Virgin-Gründer Richard Branson

Boy George ist 56 Jahre alt. In den 80er-Jahren stürmte er mit seiner Band Culture Club die Charts. Sein Alter spielte sicherlich eine Rolle, als Milliardär Richard Branson ihn vor einigen Tagen zu einer besonderen Feier einlud.

Ein junger Popstar wäre eher unpassend gewesen. Denn Branson, der schwerreiche und erfolgreiche Gründer der Virgin-Gruppe feierte auf der Werft im italienischen Sestri Ponente bei Genua die Kiellegung seines ersten Kreuzfahrtschiffes. Er will 2020 in den lukrativen Markt einsteigen. Doch anders als bislang in dem Geschäft üblich, werden auf seinen Schiffen keine Kinder an Bord sein. Das Mindestalter der Passagiere soll bei 18 Jahren liegen.

Die Großwerft Fincantieri soll für Bransons neue Marke Virgin Voyages drei Kreuzfahrtschiffe bauen. Wie teuer das wird, ist nicht bekannt, jedoch kostet ein mittelgroßer Kreuzfahrtdampfer mindestens eine halbe Milliarde Euro. Bransons Schiffe sollen Platz für 2860 Passagiere und reichlich Luxus bieten. Hinzu kommen rund 1150 Crewmitglieder.

Die Luxusdampfer sollen 278 Metern lang und rund 38 Meter breit sein. Schifffahrtsexperten schätzen, dass Bransons insgesamt rund zwei Milliarden Euro investieren muss. Leisten kann er sich das: Laut der Forbes-Reichenliste hat der Unternehmer über seine Firmengruppe ein Vermögen von etwa 5,1 Milliarden Dollar (4,4 Milliarden Euro) angehäuft.

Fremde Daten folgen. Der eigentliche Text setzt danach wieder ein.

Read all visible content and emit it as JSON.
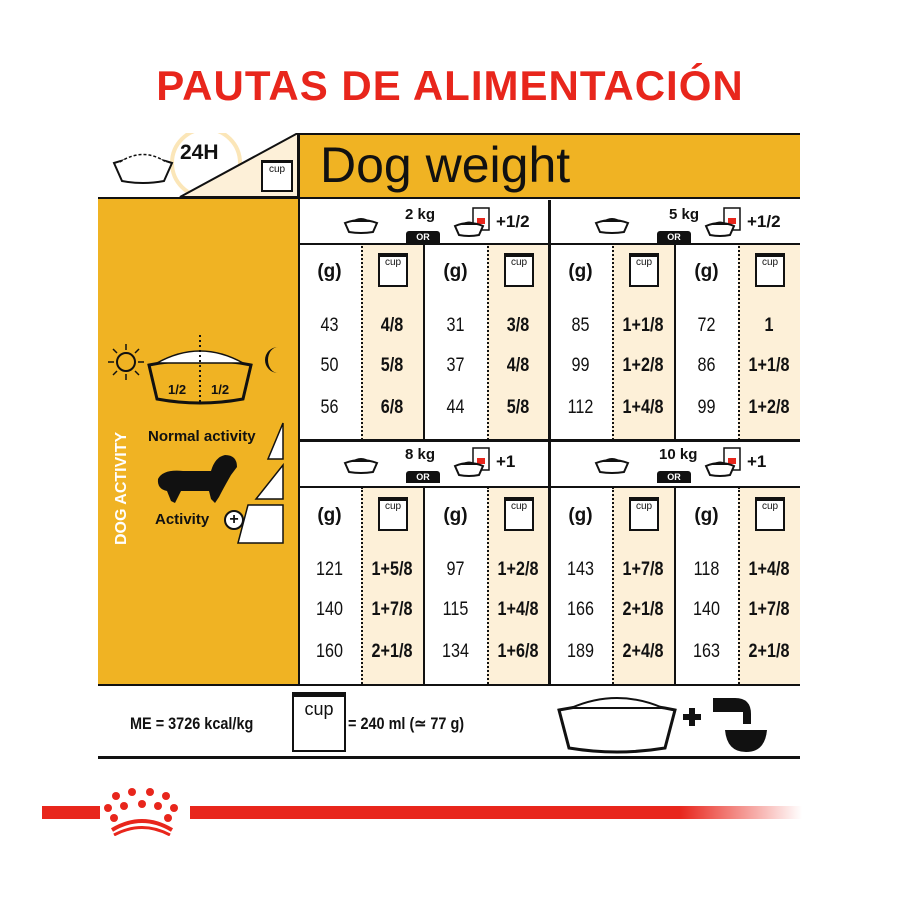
{
  "title": "PAUTAS DE ALIMENTACIÓN",
  "header": {
    "period": "24H",
    "cup_label": "cup",
    "dog_weight": "Dog weight"
  },
  "left_panel": {
    "day_split": [
      "1/2",
      "1/2"
    ],
    "dog_activity": "DOG ACTIVITY",
    "normal_activity": "Normal activity",
    "activity": "Activity"
  },
  "column_headers": {
    "grams": "(g)",
    "cup": "cup"
  },
  "blocks": [
    {
      "weight": "2 kg",
      "or": "OR",
      "wet_extra": "+1/2",
      "columns": [
        {
          "g": [
            "43",
            "50",
            "56"
          ],
          "cup": [
            "4/8",
            "5/8",
            "6/8"
          ]
        },
        {
          "g": [
            "31",
            "37",
            "44"
          ],
          "cup": [
            "3/8",
            "4/8",
            "5/8"
          ]
        }
      ]
    },
    {
      "weight": "5 kg",
      "or": "OR",
      "wet_extra": "+1/2",
      "columns": [
        {
          "g": [
            "85",
            "99",
            "112"
          ],
          "cup": [
            "1+1/8",
            "1+2/8",
            "1+4/8"
          ]
        },
        {
          "g": [
            "72",
            "86",
            "99"
          ],
          "cup": [
            "1",
            "1+1/8",
            "1+2/8"
          ]
        }
      ]
    },
    {
      "weight": "8 kg",
      "or": "OR",
      "wet_extra": "+1",
      "columns": [
        {
          "g": [
            "121",
            "140",
            "160"
          ],
          "cup": [
            "1+5/8",
            "1+7/8",
            "2+1/8"
          ]
        },
        {
          "g": [
            "97",
            "115",
            "134"
          ],
          "cup": [
            "1+2/8",
            "1+4/8",
            "1+6/8"
          ]
        }
      ]
    },
    {
      "weight": "10 kg",
      "or": "OR",
      "wet_extra": "+1",
      "columns": [
        {
          "g": [
            "143",
            "166",
            "189"
          ],
          "cup": [
            "1+7/8",
            "2+1/8",
            "2+4/8"
          ]
        },
        {
          "g": [
            "118",
            "140",
            "163"
          ],
          "cup": [
            "1+4/8",
            "1+7/8",
            "2+1/8"
          ]
        }
      ]
    }
  ],
  "footer": {
    "energy": "ME = 3726 kcal/kg",
    "cup_label": "cup",
    "cup_equivalence": "= 240 ml (≃ 77 g)"
  },
  "colors": {
    "title_red": "#e8261c",
    "accent_yellow": "#f0b323",
    "cream": "#fdf0d8"
  },
  "brand": "Royal Canin crown logo"
}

Experten sehen Bransons Modell skeptisch

Bransons Kreuzfahrtschiffe sollen als sogenannte Adults-only-Ships über die Weltmeere schippern. „Wir haben seit Längerem mit dem Gedanken an eine Kreuzfahrtlinie gespielt. Die Branche ist reif für eine positive Störung“, wird er auf seiner Internetseite zitiert. Der britische Unternehmer ist 67 Jahre alt, seine Tochter und sein Sohn sind längst erwachsen.

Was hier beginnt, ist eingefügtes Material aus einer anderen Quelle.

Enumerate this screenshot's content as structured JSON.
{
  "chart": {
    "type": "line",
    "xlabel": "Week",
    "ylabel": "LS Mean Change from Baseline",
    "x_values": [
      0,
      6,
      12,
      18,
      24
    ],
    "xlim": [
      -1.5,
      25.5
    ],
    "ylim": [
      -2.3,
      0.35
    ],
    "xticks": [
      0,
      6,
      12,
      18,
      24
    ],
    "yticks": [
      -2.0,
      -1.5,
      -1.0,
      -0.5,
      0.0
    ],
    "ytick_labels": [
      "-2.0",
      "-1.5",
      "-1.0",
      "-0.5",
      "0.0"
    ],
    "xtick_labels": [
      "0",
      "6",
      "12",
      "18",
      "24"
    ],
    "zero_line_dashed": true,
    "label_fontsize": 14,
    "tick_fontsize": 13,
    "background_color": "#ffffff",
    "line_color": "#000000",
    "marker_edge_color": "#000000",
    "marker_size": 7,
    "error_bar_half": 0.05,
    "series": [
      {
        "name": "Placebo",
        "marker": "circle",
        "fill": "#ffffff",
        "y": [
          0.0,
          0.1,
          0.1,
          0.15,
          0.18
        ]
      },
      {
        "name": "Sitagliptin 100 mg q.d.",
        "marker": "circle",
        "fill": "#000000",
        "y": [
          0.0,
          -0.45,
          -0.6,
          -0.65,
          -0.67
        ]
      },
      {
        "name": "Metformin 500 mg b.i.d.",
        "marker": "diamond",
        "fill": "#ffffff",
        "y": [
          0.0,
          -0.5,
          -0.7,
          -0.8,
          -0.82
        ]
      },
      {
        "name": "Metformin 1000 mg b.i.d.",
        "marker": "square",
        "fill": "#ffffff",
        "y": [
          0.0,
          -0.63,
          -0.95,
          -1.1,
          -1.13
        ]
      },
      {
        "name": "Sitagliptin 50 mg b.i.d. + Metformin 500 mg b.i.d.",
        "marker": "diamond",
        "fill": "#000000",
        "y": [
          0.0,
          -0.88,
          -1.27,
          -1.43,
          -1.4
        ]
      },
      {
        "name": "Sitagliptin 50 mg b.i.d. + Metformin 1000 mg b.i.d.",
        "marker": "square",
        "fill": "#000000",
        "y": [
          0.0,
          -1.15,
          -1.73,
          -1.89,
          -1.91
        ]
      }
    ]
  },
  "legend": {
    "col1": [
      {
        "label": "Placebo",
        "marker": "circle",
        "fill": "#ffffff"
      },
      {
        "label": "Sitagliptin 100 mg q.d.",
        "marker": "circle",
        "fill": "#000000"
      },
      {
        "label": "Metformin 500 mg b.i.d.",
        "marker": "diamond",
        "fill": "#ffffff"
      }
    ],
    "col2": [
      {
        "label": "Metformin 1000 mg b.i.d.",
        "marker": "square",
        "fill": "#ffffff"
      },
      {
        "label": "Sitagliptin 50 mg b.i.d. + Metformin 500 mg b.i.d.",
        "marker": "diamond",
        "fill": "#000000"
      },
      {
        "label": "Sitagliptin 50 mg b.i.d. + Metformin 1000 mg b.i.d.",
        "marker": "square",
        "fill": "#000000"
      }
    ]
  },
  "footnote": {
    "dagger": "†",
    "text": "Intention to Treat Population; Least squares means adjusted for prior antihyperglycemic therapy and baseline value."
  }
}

Als Vorstandschef für seine Schiffstochter hat er den Amerikaner Tom McAlpin angeheuert. Der 58-jährige Manager hat zuvor viele Jahre für Disney gearbeitet und dort reichlich Erfahrung mit Produkten für eine junge Kundschaft gesammelt.

Warum sich Branson auf erwachsene Reisegäste beschränkt, darüber lässt sich nur spekulieren. Experten sehen eine derartige Vermarktung allerdings kritisch. „Bei solch einer Art Einschränkung fragt man sich, in was man sich bei dem Angebot hineinbegibt“, sagt Franz Maximilian Schmid-Preissler, seit Jahrzehnten erfahrener Markenexperte.

So sollen die Schiffe von Virgin Voyages aussehen.

Auf diese Weise Neugierde wecken zu wollen hält er für unseriös. „Eine Selektion ist auch bei Reiseangeboten denkbar und vertretbar. Aber diese Form wirkt unsolide und wichtigtuerisch“, sagt Schmid-Preissler. Bei der Intelligenz, über die Branson verfüge, hätte er sich etwas Besseres einfallen lassen können.

In Deutschland bemühen sich die Kreuzfahrtreedereien paradoxerweise gerade um das Gegenteil, nämlich darum, ihr Publikum zu verjüngen. Sie wollen weg vom Rentner-Image – und das scheint ihnen in Teilen auch zu gelingen. In dem stark wachsenden Markt mit inzwischen rund zwei Millionen Kreuzfahrtgästen aus Deutschland sinkt das Durchschnittsalter der Reisegäste allmählich: Laut dem Branchenverband Cruise Lines International Association ist jeder zehnte Passagier bei den Schiffsreisen deutscher Veranstalter jünger als 15 Jahre.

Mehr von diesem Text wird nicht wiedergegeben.